I think your last point is a good one. Perhaps that should have been part of the "discussion" when Article 2 was amended.
Oooops, I'm sorry, did you say there was no discussion, that it was just inserted by Senator Graham. How odd, you'd think that would be something they'd want to discuss ahead of time.

Mike "No Man" Navarre said...

Allow me to get even further into the weeds why the surrent MilJus system contains this type of enforcement procedure, making this somewhat old news. OPNAVINST 3300.52 requires:

6.c. Each officer in command, ware that the behavior of a subordinate or other person under his/her control indicates that person may constitute an appreciable risk of violating the law of armed conflict, shall take the necessary
steps, for example under paragraph 5 of reference (h), or articles 3410100 or 3420260 of reference (i), as appropriate, to remove that person from the combat zone.

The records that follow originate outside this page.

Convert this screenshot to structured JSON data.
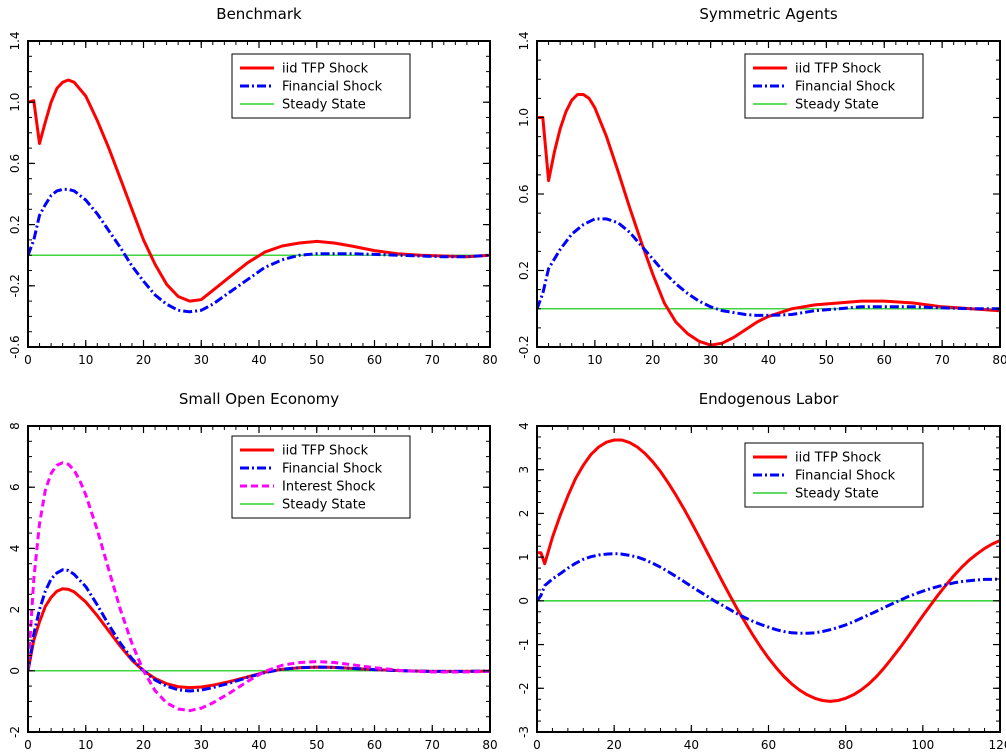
{
  "chart_data": [
    {
      "type": "line",
      "title": "Benchmark",
      "xlim": [
        0,
        80
      ],
      "ylim": [
        -0.6,
        1.4
      ],
      "xticks": [
        "0",
        "10",
        "20",
        "30",
        "40",
        "50",
        "60",
        "70",
        "80"
      ],
      "yticks": [
        "-0.6",
        "-0.2",
        "0.2",
        "0.6",
        "1.0",
        "1.4"
      ],
      "legend_position": "top-right",
      "series": [
        {
          "name": "iid TFP Shock",
          "color": "#ff0000",
          "style": "solid",
          "x": [
            0,
            1,
            2,
            3,
            4,
            5,
            6,
            7,
            8,
            10,
            12,
            14,
            16,
            18,
            20,
            22,
            24,
            26,
            28,
            30,
            32,
            35,
            38,
            41,
            44,
            47,
            50,
            53,
            56,
            60,
            64,
            68,
            72,
            76,
            80
          ],
          "y": [
            1.0,
            1.01,
            0.73,
            0.87,
            1.0,
            1.09,
            1.13,
            1.145,
            1.13,
            1.04,
            0.88,
            0.7,
            0.5,
            0.3,
            0.1,
            -0.06,
            -0.19,
            -0.27,
            -0.3,
            -0.29,
            -0.23,
            -0.14,
            -0.05,
            0.02,
            0.06,
            0.08,
            0.09,
            0.08,
            0.06,
            0.03,
            0.01,
            0.0,
            -0.005,
            -0.01,
            0.0
          ]
        },
        {
          "name": "Financial Shock",
          "color": "#0000ff",
          "style": "dashdot",
          "x": [
            0,
            1,
            2,
            3,
            4,
            5,
            6,
            7,
            8,
            10,
            12,
            14,
            16,
            18,
            20,
            22,
            24,
            26,
            28,
            30,
            32,
            35,
            38,
            41,
            44,
            47,
            50,
            53,
            56,
            60,
            64,
            68,
            72,
            76,
            80
          ],
          "y": [
            0.0,
            0.1,
            0.26,
            0.33,
            0.39,
            0.42,
            0.43,
            0.43,
            0.42,
            0.36,
            0.27,
            0.16,
            0.05,
            -0.07,
            -0.17,
            -0.26,
            -0.32,
            -0.36,
            -0.37,
            -0.36,
            -0.32,
            -0.24,
            -0.16,
            -0.08,
            -0.03,
            0.0,
            0.01,
            0.01,
            0.01,
            0.005,
            0.0,
            -0.005,
            -0.01,
            -0.01,
            0.0
          ]
        },
        {
          "name": "Steady State",
          "color": "#00c800",
          "style": "thin",
          "x": [
            0,
            80
          ],
          "y": [
            0,
            0
          ]
        }
      ]
    },
    {
      "type": "line",
      "title": "Symmetric Agents",
      "xlim": [
        0,
        80
      ],
      "ylim": [
        -0.2,
        1.4
      ],
      "xticks": [
        "0",
        "10",
        "20",
        "30",
        "40",
        "50",
        "60",
        "70",
        "80"
      ],
      "yticks": [
        "-0.2",
        "0.2",
        "0.6",
        "1.0",
        "1.4"
      ],
      "legend_position": "top-right",
      "series": [
        {
          "name": "iid TFP Shock",
          "color": "#ff0000",
          "style": "solid",
          "x": [
            0,
            1,
            2,
            3,
            4,
            5,
            6,
            7,
            8,
            9,
            10,
            12,
            14,
            16,
            18,
            20,
            22,
            24,
            26,
            28,
            30,
            32,
            34,
            36,
            38,
            40,
            44,
            48,
            52,
            56,
            60,
            65,
            70,
            75,
            80
          ],
          "y": [
            1.0,
            1.0,
            0.67,
            0.82,
            0.94,
            1.03,
            1.09,
            1.12,
            1.12,
            1.1,
            1.05,
            0.9,
            0.72,
            0.53,
            0.35,
            0.18,
            0.03,
            -0.07,
            -0.13,
            -0.17,
            -0.19,
            -0.18,
            -0.15,
            -0.11,
            -0.07,
            -0.04,
            0.0,
            0.02,
            0.03,
            0.04,
            0.04,
            0.03,
            0.01,
            0.0,
            -0.01
          ]
        },
        {
          "name": "Financial Shock",
          "color": "#0000ff",
          "style": "dashdot",
          "x": [
            0,
            1,
            2,
            4,
            6,
            8,
            10,
            12,
            14,
            16,
            18,
            20,
            22,
            24,
            26,
            28,
            30,
            32,
            34,
            36,
            38,
            40,
            44,
            48,
            52,
            56,
            60,
            65,
            70,
            75,
            80
          ],
          "y": [
            0.0,
            0.08,
            0.21,
            0.31,
            0.39,
            0.44,
            0.47,
            0.47,
            0.45,
            0.4,
            0.33,
            0.26,
            0.19,
            0.13,
            0.08,
            0.04,
            0.01,
            -0.01,
            -0.02,
            -0.03,
            -0.035,
            -0.035,
            -0.03,
            -0.01,
            0.0,
            0.01,
            0.01,
            0.01,
            0.005,
            0.0,
            0.0
          ]
        },
        {
          "name": "Steady State",
          "color": "#00c800",
          "style": "thin",
          "x": [
            0,
            80
          ],
          "y": [
            0,
            0
          ]
        }
      ]
    },
    {
      "type": "line",
      "title": "Small Open Economy",
      "xlim": [
        0,
        80
      ],
      "ylim": [
        -2,
        8
      ],
      "xticks": [
        "0",
        "10",
        "20",
        "30",
        "40",
        "50",
        "60",
        "70",
        "80"
      ],
      "yticks": [
        "-2",
        "0",
        "2",
        "4",
        "6",
        "8"
      ],
      "legend_position": "top-right",
      "series": [
        {
          "name": "iid TFP Shock",
          "color": "#ff0000",
          "style": "solid",
          "x": [
            0,
            1,
            2,
            3,
            4,
            5,
            6,
            7,
            8,
            10,
            12,
            14,
            16,
            18,
            20,
            22,
            24,
            26,
            28,
            30,
            32,
            35,
            38,
            41,
            44,
            47,
            50,
            53,
            56,
            60,
            65,
            70,
            75,
            80
          ],
          "y": [
            0.0,
            1.0,
            1.6,
            2.1,
            2.4,
            2.6,
            2.68,
            2.66,
            2.58,
            2.25,
            1.8,
            1.3,
            0.8,
            0.35,
            0.0,
            -0.25,
            -0.42,
            -0.52,
            -0.55,
            -0.53,
            -0.47,
            -0.35,
            -0.2,
            -0.05,
            0.05,
            0.1,
            0.12,
            0.11,
            0.08,
            0.04,
            0.0,
            -0.02,
            -0.02,
            -0.01
          ]
        },
        {
          "name": "Financial Shock",
          "color": "#0000ff",
          "style": "dashdot",
          "x": [
            0,
            1,
            2,
            3,
            4,
            5,
            6,
            7,
            8,
            10,
            12,
            14,
            16,
            18,
            20,
            22,
            24,
            26,
            28,
            30,
            32,
            35,
            38,
            41,
            44,
            47,
            50,
            53,
            56,
            60,
            65,
            70,
            75,
            80
          ],
          "y": [
            0.0,
            1.2,
            2.0,
            2.6,
            3.0,
            3.2,
            3.3,
            3.28,
            3.15,
            2.75,
            2.15,
            1.5,
            0.9,
            0.4,
            0.0,
            -0.3,
            -0.5,
            -0.62,
            -0.66,
            -0.63,
            -0.55,
            -0.4,
            -0.22,
            -0.06,
            0.05,
            0.1,
            0.12,
            0.11,
            0.08,
            0.04,
            0.0,
            -0.02,
            -0.02,
            -0.01
          ]
        },
        {
          "name": "Interest Shock",
          "color": "#ff00ff",
          "style": "dashed",
          "x": [
            0,
            1,
            2,
            3,
            4,
            5,
            6,
            7,
            8,
            9,
            10,
            12,
            14,
            16,
            18,
            20,
            22,
            24,
            26,
            28,
            30,
            32,
            35,
            38,
            41,
            44,
            47,
            50,
            53,
            56,
            60,
            65,
            70,
            75,
            80
          ],
          "y": [
            0.0,
            3.0,
            4.8,
            5.9,
            6.45,
            6.72,
            6.8,
            6.75,
            6.55,
            6.2,
            5.75,
            4.6,
            3.3,
            2.0,
            0.9,
            0.0,
            -0.65,
            -1.05,
            -1.25,
            -1.3,
            -1.22,
            -1.05,
            -0.72,
            -0.35,
            -0.02,
            0.18,
            0.27,
            0.3,
            0.27,
            0.2,
            0.1,
            0.0,
            -0.04,
            -0.04,
            -0.02
          ]
        },
        {
          "name": "Steady State",
          "color": "#00c800",
          "style": "thin",
          "x": [
            0,
            80
          ],
          "y": [
            0,
            0
          ]
        }
      ]
    },
    {
      "type": "line",
      "title": "Endogenous Labor",
      "xlim": [
        0,
        120
      ],
      "ylim": [
        -3,
        4
      ],
      "xticks": [
        "0",
        "20",
        "40",
        "60",
        "80",
        "100",
        "120"
      ],
      "yticks": [
        "-3",
        "-2",
        "-1",
        "0",
        "1",
        "2",
        "3",
        "4"
      ],
      "legend_position": "top-right",
      "series": [
        {
          "name": "iid TFP Shock",
          "color": "#ff0000",
          "style": "solid",
          "x": [
            0,
            1,
            2,
            3,
            4,
            6,
            8,
            10,
            12,
            14,
            16,
            18,
            20,
            22,
            24,
            26,
            28,
            30,
            32,
            34,
            36,
            38,
            40,
            42,
            44,
            46,
            48,
            50,
            52,
            54,
            56,
            58,
            60,
            62,
            64,
            66,
            68,
            70,
            72,
            74,
            76,
            78,
            80,
            82,
            84,
            86,
            88,
            90,
            92,
            94,
            96,
            98,
            100,
            102,
            104,
            106,
            108,
            110,
            112,
            114,
            116,
            118,
            120
          ],
          "y": [
            1.1,
            1.1,
            0.85,
            1.15,
            1.45,
            1.95,
            2.4,
            2.8,
            3.1,
            3.35,
            3.52,
            3.63,
            3.68,
            3.68,
            3.62,
            3.52,
            3.37,
            3.18,
            2.96,
            2.7,
            2.42,
            2.12,
            1.8,
            1.47,
            1.13,
            0.79,
            0.45,
            0.12,
            -0.2,
            -0.5,
            -0.79,
            -1.06,
            -1.31,
            -1.53,
            -1.73,
            -1.9,
            -2.04,
            -2.15,
            -2.23,
            -2.28,
            -2.3,
            -2.28,
            -2.23,
            -2.15,
            -2.04,
            -1.9,
            -1.73,
            -1.53,
            -1.31,
            -1.08,
            -0.84,
            -0.59,
            -0.34,
            -0.1,
            0.14,
            0.36,
            0.57,
            0.76,
            0.93,
            1.07,
            1.2,
            1.3,
            1.38
          ]
        },
        {
          "name": "Financial Shock",
          "color": "#0000ff",
          "style": "dashdot",
          "x": [
            0,
            1,
            2,
            4,
            6,
            8,
            10,
            12,
            14,
            16,
            18,
            20,
            22,
            24,
            26,
            28,
            30,
            32,
            34,
            36,
            38,
            40,
            42,
            44,
            46,
            48,
            50,
            52,
            54,
            56,
            58,
            60,
            62,
            64,
            66,
            68,
            70,
            72,
            74,
            76,
            78,
            80,
            82,
            84,
            86,
            88,
            90,
            92,
            94,
            96,
            98,
            100,
            102,
            104,
            106,
            108,
            110,
            112,
            114,
            116,
            118,
            120
          ],
          "y": [
            0.0,
            0.12,
            0.35,
            0.5,
            0.62,
            0.75,
            0.86,
            0.95,
            1.01,
            1.05,
            1.07,
            1.08,
            1.07,
            1.04,
            1.0,
            0.94,
            0.86,
            0.77,
            0.67,
            0.56,
            0.45,
            0.33,
            0.22,
            0.11,
            0.0,
            -0.1,
            -0.2,
            -0.3,
            -0.39,
            -0.47,
            -0.54,
            -0.6,
            -0.66,
            -0.7,
            -0.73,
            -0.74,
            -0.74,
            -0.73,
            -0.7,
            -0.66,
            -0.61,
            -0.55,
            -0.48,
            -0.4,
            -0.32,
            -0.24,
            -0.15,
            -0.07,
            0.01,
            0.09,
            0.16,
            0.22,
            0.28,
            0.33,
            0.37,
            0.41,
            0.44,
            0.46,
            0.48,
            0.49,
            0.49,
            0.5
          ]
        },
        {
          "name": "Steady State",
          "color": "#00c800",
          "style": "thin",
          "x": [
            0,
            120
          ],
          "y": [
            0,
            0
          ]
        }
      ]
    }
  ]
}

6.d. Each person in the U.S. Navy who knows, or who has information that should enable him/her to conclude in the circumstances at the time, that a subordinate is committing a violation of or is about to violate the law of armed conflict, shall take all feasible measures within his/her power
to prevent such violation.

OPNAVINST 3300.52 para. 7 makes violation of 6.c. and 6.d. a punishable offense. So let's see, is there any recent guidance on this subject? Yep, let's go to the Army OPLAW handbook, an indispensible guide for commanders, I only have the 2006 one handy, so I wil quote that:
B. Command Responsibility.
1. Commanders are legally responsible for war crimes committed by their subordinates when any one of three circumstances applies:
a. The commander ordered the commission of the act;
b. The commander knew of the act, either before or during its commission, and did nothing to prevent or stop it; or
c. The commander should have known, “through reports received by him or through other means, that
troops or other persons subject to his control [were] about to commit or [had] committed a war crime and he fail[ed] to take the necessary and reasonable steps to insure compliance with the LOW or to punish violators thereof.” (FM
27-10, para. 501).

Hmm, all seems suspiciously consistent. Lest our Marine bretheren feel left out, here is SECNAVINST 3300.1B:

8.d. Commanders and commanding officers receiving reports
of noncompliance with or breaches of the law of armed conflict
shall report the facts promptly up their operational chain of
command and up their Service chain of command to the CNO or
CMC, as appropriate in accordance with the applicable provisions of references (h), (i), (j), (k), or (l), and, as appropriate, submit amplifying reports of investigation and ultimate disposition.
9. Punitive Application. Violations of reporting
requirements of paragraph 8 of this instruction are punishable
in accordance with reference (m). In addition, violations of
the law of armed conflict are punishable under references (m)
and (n).

I don;t see how the US military doean't have all the right pieces in place already. Maybe we haven;t seen as many prosecutions as the anti-war crowd would like, but that's prosecutorial discretion. And how many informal action have occurred that we don't know about?

Anonymous said...

I agree with Mike. See In re Yamashita, 327 U.S. 1, 15-16 (1946).

Anonymous said...

I disagree. None of these statements of command "accountability" or "responsibility" in themselves provide the basis for imposing vicarious criminal liability on a commander for the substantive offenses committed by his troops. Under the UCMJ, a commander's vicarious liability is governed by same articles (e.g. 77,81) as any other accused's.

John O'Connor said...

I agree with Anon 1941, although these sources can supply a basis for a dereliction of duty charge.